On Wed, 06 Oct 2010 16:19:45 -0400, Andrei Alexandrescu <[email protected]> wrote:

On 10/6/10 14:09 CDT, Michel Fortin wrote:
On 2010-10-06 12:34:54 -0400, Andrei Alexandrescu
<[email protected]> said:

2. It would force certain types (such as BigInt) that allocate
resources and have value semantics to resort to reference counting.

Also, before asking for more reference counting, perhaps you should
check that bug and find a nice way to do reference counting correctly
with no race conditions (unlike what's done in Phobos currently).
<http://d.puremagic.com/issues/show_bug.cgi?id=4624>

I'm not sure the bug report is valid, but I agree it's a matter to look into.

It is valid. When you use GC-allocated memory in a destructor, it's bad news. And structs that are members of classes can have their destructors called from the GC.

The most problematic thing with reference-counted memory is that the GC
can call your struct's destructor from any thread which can cause
low-level races if the reference counter isn't manipulated with atomic
operations.
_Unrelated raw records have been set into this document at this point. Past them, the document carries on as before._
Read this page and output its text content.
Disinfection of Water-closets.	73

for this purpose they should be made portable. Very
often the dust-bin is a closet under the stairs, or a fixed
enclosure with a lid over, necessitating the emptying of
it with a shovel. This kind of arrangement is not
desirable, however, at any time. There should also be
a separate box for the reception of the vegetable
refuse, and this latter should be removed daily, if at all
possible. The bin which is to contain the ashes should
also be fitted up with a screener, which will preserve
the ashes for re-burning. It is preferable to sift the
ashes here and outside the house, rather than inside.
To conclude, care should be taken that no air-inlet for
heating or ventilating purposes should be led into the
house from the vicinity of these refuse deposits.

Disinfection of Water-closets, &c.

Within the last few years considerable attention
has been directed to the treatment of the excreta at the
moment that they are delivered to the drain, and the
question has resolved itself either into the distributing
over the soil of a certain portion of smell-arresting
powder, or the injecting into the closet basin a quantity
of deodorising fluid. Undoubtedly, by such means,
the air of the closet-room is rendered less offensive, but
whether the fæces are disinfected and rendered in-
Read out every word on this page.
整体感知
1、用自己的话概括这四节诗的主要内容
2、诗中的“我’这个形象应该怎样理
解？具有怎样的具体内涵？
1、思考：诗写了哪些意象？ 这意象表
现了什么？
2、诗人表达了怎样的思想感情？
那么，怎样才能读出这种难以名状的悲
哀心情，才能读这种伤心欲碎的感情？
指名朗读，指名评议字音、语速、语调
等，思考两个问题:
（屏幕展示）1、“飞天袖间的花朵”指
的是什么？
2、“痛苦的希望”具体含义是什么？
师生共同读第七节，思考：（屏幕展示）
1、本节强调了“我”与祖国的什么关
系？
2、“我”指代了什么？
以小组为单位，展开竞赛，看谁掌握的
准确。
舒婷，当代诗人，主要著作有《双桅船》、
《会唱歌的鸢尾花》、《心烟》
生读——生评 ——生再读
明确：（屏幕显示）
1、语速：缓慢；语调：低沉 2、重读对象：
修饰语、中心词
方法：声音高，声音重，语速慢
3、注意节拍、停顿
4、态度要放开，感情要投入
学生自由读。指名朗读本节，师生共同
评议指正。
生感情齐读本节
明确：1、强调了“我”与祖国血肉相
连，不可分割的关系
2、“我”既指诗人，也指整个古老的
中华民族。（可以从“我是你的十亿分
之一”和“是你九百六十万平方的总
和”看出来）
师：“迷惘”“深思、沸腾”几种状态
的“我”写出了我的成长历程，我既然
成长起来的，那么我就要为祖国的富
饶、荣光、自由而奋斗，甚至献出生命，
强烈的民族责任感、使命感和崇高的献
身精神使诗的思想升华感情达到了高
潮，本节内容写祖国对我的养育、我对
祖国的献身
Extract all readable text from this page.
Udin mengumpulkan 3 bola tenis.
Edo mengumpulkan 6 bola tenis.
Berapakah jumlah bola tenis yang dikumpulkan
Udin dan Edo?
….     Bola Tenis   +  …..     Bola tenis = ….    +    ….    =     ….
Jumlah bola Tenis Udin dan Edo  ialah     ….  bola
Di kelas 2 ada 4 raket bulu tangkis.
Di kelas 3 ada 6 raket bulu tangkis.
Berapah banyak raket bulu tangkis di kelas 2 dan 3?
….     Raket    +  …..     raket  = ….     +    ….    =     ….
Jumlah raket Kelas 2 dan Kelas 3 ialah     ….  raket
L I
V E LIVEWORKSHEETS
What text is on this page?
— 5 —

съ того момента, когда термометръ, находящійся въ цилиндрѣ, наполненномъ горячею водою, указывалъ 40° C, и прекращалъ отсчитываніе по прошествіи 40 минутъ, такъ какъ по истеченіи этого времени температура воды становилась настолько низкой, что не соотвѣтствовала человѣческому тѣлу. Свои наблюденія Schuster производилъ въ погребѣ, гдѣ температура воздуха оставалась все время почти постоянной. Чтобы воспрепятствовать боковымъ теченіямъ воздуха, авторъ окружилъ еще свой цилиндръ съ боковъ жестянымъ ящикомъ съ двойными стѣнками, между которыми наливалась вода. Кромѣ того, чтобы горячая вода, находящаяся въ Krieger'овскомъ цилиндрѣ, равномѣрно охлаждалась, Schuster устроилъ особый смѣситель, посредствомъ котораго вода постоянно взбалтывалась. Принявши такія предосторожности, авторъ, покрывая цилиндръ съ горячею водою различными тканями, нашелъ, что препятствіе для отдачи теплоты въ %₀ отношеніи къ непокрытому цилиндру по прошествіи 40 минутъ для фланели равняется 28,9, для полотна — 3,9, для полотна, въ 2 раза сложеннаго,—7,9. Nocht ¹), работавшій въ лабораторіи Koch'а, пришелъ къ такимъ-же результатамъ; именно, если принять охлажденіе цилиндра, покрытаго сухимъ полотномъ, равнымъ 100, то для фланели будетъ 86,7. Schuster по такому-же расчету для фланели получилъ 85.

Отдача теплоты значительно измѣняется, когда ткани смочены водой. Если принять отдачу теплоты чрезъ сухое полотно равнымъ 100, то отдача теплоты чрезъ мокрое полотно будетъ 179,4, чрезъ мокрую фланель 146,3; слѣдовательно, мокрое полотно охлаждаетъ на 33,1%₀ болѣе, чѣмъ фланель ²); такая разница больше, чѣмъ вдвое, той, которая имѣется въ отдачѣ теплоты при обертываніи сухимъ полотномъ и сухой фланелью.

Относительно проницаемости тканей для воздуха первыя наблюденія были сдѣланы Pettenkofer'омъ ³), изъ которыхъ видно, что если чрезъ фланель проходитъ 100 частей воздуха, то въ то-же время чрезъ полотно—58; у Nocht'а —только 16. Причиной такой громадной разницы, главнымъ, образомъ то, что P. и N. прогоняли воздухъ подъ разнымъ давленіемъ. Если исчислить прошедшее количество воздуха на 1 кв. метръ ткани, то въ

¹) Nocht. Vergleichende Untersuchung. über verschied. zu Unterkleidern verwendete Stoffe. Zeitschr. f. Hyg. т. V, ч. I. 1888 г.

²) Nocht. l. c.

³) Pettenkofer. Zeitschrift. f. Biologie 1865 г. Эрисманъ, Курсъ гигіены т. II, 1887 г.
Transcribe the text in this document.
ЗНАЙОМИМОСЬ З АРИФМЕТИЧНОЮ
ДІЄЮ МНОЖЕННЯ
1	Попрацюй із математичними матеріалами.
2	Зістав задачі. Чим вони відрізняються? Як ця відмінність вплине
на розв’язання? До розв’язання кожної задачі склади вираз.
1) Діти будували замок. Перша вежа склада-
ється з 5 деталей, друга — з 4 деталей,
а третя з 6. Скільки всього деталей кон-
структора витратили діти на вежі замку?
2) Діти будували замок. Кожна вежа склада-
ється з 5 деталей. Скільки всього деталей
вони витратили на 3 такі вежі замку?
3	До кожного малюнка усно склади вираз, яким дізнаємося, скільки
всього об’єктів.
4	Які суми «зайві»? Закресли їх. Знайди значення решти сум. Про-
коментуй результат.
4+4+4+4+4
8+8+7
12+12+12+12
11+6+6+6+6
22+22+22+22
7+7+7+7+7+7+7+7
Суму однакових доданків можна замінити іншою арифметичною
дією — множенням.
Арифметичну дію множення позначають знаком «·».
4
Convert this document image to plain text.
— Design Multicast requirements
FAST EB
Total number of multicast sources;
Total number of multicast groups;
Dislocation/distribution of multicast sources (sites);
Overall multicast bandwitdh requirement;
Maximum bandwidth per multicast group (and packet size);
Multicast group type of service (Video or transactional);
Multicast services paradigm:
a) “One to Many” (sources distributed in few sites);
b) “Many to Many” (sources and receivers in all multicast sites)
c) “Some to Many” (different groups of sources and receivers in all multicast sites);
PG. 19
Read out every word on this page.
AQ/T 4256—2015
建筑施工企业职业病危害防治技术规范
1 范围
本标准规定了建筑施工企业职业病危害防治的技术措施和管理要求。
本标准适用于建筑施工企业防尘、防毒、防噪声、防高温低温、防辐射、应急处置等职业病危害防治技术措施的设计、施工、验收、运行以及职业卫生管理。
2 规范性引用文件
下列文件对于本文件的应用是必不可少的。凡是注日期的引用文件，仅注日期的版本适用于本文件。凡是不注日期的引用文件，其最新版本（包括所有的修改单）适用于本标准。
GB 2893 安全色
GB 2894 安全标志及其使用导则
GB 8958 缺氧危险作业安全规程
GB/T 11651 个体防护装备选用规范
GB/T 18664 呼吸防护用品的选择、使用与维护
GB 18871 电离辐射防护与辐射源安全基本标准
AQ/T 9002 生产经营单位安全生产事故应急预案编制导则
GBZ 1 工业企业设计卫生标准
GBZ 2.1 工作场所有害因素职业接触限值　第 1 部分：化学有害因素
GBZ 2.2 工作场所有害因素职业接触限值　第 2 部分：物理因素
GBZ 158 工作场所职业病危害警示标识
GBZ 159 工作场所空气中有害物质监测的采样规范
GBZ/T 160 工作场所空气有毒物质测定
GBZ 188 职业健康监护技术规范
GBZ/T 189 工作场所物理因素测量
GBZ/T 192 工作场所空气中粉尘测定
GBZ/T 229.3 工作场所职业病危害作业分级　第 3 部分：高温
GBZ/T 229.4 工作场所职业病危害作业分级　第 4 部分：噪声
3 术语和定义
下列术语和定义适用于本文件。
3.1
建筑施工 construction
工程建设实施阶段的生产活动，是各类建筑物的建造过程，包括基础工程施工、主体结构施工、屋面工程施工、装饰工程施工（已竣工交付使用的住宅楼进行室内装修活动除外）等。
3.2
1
And atomic operations slow things down, are you sure you
want to force this in BigInt?

The GC shouldn't be able to destroy things naively concurrently with other threads. Currently all threads are frozen; I'm not sure whether a frozen thread commits its writes, so that needs to be verified.

I think Michel is right. Let's say thread A is copying a File struct to the stack, and is on this line:


    this(this)
    {
        if (!p) return;
        assert(p.refs);
      ++p.refs;
    }

And thread B is allocating memory. This triggers a GC collection cycle, and in the heap is a class object which contains the same File struct as a member. That File's destructor is called, and --refs is called. Note that the object being destroyed does not have to be shared. This is a classic race.